Nurses deserve better pay, but the Royal College of Nursing’s demand for a 17.6 per cent rise is excessive
Few Britons who spend time in hospital have anything other than good words for the nurses they meet while there. Working long hours, often in stressful situations, nurses are overwhelmingly sources of great comfort and care to those in the wards they patrol. So news that they have voted to strike for the first time in their history will cause dismay both in Westminster and around the country.

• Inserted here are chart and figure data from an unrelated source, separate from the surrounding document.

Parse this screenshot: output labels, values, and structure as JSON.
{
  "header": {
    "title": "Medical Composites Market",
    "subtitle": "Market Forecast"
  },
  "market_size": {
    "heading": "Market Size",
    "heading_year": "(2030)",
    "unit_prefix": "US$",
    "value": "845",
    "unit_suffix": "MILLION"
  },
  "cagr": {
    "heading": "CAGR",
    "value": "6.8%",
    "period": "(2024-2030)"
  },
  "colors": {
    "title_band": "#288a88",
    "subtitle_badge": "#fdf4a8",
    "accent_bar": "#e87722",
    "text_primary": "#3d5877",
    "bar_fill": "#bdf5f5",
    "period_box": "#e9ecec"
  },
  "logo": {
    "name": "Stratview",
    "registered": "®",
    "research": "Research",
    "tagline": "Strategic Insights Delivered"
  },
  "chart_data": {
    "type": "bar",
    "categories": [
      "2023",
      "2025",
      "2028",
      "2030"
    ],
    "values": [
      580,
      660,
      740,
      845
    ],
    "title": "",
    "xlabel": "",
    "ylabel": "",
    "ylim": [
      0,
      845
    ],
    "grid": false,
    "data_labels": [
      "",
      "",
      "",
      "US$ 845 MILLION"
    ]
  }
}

The nub of the dispute is pay. Earlier this year, the Government offered an increase of around 5 per cent, in line with the recommendations of the NHS Pay Review Body. The Royal College of Nursing is demanding almost 18 per cent. For all their hard work, the scale of that request – at a time when so many families elsewhere are feeling the pinch and the Chancellor is struggling to balance the books – is exorbitant.
This is by no means the first pay rise that nurses have had. Between 2018 and 2021, nurses’ salaries increased by a minimum of 6.5 per cent, well above the rate of inflation. Indeed, while pay starts at £27,055 for newly qualified nurses, so-called “Modern Matrons” can get more than £90,000 and consultant nurses almost £110,000. It is certainly better spent on them than on the hundreds of bureaucrats at NHS England who earn similar six-figure sums.
The threat to walk out is made all the more worrying by the poor state of NHS provision as it stands. At a time when patients face delays for critical treatment, and winter bugs and a possible resurgence of Covid are likely to undermine the service further, these strikes must risk jeopardising patient welfare, whatever guarantees the union might offer.